Another longitudinal study in 2022 analyzed brain changes in 785 older adults, 401 of whom had contracted COVID-19. This study found that COVID-19 survivors experienced reduced grey matter thickness in key brain areas linked to memory and olfaction compared to their baseline scans and non-COVID controls (Figure 4).

COVID-19 survivors also exhibited more significant cognitive decline relative to their prior assessment (Figure 5).

These cognitive and imaging effects persisted even when excluding hospitalized patients, suggesting that even mild COVID-19 can adversely impact the brain, particularly in areas associated with AD.

“Changes in limbic brain areas could be early signs of a degenerative spread of the disease through olfactory pathways,” the authors noted. The olfactory cortex is often one of the first regions affected in the preclinical stages of AD, explaining why patients frequently experience smell dysfunction prior to the onset of full-blown AD.

Ultimately, a pressing question remains: will the pandemic result in a surge of AD cases? While the prevalence of AD is expected to rise with an aging population, the COVID-19 pandemic has also negatively impacted life expectancy across many regions. The interplay of these factors may neutralize each other.

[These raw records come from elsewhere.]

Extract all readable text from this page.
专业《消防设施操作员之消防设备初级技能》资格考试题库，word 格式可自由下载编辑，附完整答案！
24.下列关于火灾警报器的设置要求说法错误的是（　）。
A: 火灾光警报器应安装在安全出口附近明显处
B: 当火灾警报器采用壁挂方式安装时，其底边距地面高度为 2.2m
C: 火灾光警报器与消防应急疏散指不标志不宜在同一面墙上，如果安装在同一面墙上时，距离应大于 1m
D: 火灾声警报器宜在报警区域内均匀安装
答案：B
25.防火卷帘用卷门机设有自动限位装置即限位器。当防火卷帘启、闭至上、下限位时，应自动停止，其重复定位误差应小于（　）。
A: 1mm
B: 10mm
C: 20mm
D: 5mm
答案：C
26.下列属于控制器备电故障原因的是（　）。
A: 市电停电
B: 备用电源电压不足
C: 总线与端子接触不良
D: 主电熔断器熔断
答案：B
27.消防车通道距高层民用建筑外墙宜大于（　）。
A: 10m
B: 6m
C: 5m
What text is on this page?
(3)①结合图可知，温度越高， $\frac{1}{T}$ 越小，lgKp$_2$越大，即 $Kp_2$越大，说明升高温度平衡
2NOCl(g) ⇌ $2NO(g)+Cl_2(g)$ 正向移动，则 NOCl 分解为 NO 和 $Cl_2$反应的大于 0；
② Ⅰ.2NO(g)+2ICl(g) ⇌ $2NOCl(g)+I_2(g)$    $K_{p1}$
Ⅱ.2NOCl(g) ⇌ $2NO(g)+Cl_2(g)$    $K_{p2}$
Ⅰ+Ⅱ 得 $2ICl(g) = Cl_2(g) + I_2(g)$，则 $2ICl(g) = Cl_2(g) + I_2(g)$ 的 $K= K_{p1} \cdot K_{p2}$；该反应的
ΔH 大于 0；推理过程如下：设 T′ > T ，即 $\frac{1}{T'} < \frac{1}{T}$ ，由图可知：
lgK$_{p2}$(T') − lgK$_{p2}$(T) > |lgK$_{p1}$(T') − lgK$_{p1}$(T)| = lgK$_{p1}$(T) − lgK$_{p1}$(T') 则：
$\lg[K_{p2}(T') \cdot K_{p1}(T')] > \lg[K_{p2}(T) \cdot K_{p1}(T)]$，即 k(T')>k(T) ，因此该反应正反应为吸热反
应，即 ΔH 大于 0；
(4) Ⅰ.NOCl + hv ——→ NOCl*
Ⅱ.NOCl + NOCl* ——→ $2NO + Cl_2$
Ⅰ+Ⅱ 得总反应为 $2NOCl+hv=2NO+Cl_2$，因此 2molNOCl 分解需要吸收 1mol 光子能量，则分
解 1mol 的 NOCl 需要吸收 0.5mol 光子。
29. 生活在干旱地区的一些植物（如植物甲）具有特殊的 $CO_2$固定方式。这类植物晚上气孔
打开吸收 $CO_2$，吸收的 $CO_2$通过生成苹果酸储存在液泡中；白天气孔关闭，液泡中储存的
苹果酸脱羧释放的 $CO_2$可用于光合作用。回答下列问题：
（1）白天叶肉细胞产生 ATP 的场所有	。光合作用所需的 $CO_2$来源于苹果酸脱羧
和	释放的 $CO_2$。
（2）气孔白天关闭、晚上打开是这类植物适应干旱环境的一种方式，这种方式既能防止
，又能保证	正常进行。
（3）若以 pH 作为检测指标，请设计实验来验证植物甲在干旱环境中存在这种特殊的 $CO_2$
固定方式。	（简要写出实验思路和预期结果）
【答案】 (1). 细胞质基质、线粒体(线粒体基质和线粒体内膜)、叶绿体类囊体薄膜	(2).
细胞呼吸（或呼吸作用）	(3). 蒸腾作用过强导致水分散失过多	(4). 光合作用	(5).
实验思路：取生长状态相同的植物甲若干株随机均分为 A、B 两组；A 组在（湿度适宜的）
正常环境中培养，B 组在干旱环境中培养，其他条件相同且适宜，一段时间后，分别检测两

As of 2022, the incidence of AD does not appear to have increased relative to previous years, likely due to improvements in healthcare and societal conditions. However, the long-term consequences of the COVID-19 pandemic on AD rates remain uncertain.

In conclusion, we are still unraveling the infectious origins of AD. The implications of our findings regarding HSV-1 and potentially COVID-19 are concerning. If we can decode these connections, it may lead to solutions for AD, which has long been viewed as an unsolvable challenge.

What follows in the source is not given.